Reddende engel in zicht
Zaterdag 24 juni
Vandaag is mijn lieve dinnie jarig, en ik kan niet wachten om haar vanavond, wanneer we weer bereik hebben, een berichtje te sturen. Weer veel te vroeg ben ik wakker, ik voel me goed en heb zin in de dag. Om vijf uur loop ik met onze twee waterzakken beneden naar een rivier op mijn barefoots. Taka loopt gezellig met me mee. Het is één en al moeras en water, mijn voeten maken kennis met het ijzig koude water. Als ik nog niet wakker was, dan word ik het wel van mijn koude natte voeten. Ik geniet intens van dit simpele klusje, het vullen van de waterzakken. Tegelijkertijd was ik mijn gezicht. Terug bij de tent zet ik thee zodat ik Marjolein een theetje kan geven als ze wakker wordt. Mijn lijf is wel een beetje stijf dus wat yoga kan geen kwaad. Een ultieme plek om yoga te beoefenen al zeg ik het zelf.

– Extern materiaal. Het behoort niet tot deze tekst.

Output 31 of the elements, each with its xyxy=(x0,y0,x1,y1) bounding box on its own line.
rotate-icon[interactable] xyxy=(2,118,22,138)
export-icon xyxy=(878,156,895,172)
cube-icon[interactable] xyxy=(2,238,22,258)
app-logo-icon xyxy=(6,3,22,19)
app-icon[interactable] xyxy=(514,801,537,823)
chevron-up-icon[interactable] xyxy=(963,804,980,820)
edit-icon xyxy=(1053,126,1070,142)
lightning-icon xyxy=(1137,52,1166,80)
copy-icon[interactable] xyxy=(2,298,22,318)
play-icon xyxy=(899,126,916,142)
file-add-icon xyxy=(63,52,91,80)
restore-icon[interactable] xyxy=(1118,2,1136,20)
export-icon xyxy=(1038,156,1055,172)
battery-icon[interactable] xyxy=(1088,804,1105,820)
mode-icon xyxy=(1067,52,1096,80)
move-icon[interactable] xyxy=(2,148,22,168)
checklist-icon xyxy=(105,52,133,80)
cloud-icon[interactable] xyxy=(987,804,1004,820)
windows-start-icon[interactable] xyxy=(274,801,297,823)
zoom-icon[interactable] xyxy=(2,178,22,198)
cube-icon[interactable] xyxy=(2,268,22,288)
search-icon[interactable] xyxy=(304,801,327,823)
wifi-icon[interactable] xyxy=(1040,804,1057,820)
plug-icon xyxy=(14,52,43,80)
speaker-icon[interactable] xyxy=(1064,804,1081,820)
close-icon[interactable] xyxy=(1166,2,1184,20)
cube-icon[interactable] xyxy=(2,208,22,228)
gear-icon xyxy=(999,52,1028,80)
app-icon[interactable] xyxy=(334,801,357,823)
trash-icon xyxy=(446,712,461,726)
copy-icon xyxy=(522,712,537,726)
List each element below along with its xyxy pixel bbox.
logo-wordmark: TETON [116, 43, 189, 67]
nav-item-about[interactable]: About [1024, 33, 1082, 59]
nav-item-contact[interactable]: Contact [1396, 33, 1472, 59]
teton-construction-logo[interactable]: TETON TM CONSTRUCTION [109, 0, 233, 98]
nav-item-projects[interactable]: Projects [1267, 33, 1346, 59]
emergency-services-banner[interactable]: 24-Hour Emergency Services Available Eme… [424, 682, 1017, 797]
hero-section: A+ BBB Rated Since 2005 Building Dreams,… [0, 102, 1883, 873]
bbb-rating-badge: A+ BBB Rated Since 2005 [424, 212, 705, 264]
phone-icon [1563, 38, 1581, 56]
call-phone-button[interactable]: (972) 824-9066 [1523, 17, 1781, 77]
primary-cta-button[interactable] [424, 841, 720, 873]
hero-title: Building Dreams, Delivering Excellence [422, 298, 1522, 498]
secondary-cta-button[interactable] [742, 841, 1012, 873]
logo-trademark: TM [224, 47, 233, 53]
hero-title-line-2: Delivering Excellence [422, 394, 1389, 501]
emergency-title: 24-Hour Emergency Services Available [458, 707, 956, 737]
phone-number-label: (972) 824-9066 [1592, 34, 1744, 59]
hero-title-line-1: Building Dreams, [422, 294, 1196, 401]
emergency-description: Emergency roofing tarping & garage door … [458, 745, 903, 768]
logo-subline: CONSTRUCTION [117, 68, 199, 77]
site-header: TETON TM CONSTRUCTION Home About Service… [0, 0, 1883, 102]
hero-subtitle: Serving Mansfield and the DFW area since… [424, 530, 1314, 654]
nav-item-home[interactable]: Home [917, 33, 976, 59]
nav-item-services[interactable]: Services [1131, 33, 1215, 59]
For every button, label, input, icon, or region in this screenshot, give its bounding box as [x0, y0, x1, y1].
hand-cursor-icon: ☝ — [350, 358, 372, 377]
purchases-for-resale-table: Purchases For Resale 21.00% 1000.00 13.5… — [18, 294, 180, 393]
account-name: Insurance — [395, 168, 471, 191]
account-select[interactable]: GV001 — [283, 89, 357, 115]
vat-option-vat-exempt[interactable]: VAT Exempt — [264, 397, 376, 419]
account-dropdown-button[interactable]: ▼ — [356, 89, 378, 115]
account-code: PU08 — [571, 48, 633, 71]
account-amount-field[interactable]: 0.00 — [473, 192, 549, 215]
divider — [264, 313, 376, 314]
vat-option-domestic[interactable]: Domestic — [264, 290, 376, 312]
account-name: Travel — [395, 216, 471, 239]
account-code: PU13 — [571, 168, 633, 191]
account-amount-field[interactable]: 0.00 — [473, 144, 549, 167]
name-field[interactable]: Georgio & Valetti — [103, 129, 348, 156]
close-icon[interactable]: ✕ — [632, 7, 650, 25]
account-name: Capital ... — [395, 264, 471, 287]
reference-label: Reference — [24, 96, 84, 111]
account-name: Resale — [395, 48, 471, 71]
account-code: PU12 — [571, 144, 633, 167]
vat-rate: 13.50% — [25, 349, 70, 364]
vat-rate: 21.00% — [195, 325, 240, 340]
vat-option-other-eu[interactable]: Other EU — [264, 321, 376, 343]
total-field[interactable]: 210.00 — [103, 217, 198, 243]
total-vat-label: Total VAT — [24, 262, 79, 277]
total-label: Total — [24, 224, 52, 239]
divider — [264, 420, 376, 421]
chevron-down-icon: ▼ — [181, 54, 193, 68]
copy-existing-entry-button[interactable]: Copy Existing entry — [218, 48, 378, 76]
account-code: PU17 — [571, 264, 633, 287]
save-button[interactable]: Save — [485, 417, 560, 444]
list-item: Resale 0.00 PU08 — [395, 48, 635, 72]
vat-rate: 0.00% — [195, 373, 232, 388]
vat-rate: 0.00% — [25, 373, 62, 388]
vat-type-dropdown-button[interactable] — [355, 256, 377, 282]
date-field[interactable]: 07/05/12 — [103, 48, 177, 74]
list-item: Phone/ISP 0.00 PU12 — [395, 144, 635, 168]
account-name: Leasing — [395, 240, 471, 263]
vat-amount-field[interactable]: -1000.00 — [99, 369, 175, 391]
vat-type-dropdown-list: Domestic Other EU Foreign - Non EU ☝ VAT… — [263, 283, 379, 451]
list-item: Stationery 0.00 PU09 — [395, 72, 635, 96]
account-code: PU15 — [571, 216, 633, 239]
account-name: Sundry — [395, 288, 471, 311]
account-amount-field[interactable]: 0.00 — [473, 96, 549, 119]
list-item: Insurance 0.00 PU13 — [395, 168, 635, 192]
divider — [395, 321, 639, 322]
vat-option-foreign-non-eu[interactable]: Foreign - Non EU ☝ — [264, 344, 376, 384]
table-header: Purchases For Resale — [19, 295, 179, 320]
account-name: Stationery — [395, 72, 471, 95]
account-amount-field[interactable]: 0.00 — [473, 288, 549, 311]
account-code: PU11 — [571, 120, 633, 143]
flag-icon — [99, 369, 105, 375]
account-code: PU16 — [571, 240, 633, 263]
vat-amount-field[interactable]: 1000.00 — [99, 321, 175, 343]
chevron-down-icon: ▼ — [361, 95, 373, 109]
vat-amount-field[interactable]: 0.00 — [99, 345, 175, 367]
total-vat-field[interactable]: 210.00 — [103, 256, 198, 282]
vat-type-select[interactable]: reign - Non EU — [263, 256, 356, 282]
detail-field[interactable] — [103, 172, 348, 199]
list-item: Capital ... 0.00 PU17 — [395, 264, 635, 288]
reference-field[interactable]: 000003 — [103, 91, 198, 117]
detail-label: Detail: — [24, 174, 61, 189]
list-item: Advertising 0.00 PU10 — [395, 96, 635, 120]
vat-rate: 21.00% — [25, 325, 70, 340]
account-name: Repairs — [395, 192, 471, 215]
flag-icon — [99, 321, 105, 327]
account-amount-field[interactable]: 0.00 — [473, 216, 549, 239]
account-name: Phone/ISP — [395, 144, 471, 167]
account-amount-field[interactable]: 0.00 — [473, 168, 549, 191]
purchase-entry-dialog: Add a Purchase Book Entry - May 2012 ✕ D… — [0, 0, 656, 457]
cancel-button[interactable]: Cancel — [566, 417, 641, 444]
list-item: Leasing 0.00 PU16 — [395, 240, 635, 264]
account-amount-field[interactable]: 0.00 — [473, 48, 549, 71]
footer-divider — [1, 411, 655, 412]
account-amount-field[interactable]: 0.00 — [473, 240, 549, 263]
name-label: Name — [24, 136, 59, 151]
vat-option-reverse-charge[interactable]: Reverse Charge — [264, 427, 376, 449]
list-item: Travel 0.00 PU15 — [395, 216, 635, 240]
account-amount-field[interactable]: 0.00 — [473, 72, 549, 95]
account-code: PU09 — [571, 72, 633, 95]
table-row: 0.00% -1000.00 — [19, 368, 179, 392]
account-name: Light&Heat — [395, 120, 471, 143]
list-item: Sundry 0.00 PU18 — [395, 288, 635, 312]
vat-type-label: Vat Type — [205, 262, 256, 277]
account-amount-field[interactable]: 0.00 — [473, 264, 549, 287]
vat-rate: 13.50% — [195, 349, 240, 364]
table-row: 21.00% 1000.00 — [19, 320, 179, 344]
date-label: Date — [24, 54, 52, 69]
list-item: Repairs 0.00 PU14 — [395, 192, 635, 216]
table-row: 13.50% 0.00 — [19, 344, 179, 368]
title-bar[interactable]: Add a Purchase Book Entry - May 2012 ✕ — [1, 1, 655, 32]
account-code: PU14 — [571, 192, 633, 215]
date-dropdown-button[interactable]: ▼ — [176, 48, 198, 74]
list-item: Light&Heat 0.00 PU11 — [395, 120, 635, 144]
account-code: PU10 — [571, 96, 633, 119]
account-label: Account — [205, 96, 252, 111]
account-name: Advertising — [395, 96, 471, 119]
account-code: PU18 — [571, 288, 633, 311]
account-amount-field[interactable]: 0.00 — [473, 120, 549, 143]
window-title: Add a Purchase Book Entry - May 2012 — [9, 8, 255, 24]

Als Marjolein wakker wordt gaan we samen ontbijten, wederom is het een prachtige dag met blauwe lucht, het is 15 graden. Ze heeft heerlijk geslapen, mede door een extra slaapmatje die ik gister vond, die iemand verloren heeft. Hierdoor heeft ze een dubbele bodem tegen de koude vloer. Het is haar inmiddels ook wel duidelijk dat een goed isolerend matje tegen de kou een must have is voor hier, waar je maar beter niet op kan bezuinigen. Het matje wil ik meenemen naar de eerst volgende hut, in de hoop dat we daar de rechtmatige eigenaar aantreffen.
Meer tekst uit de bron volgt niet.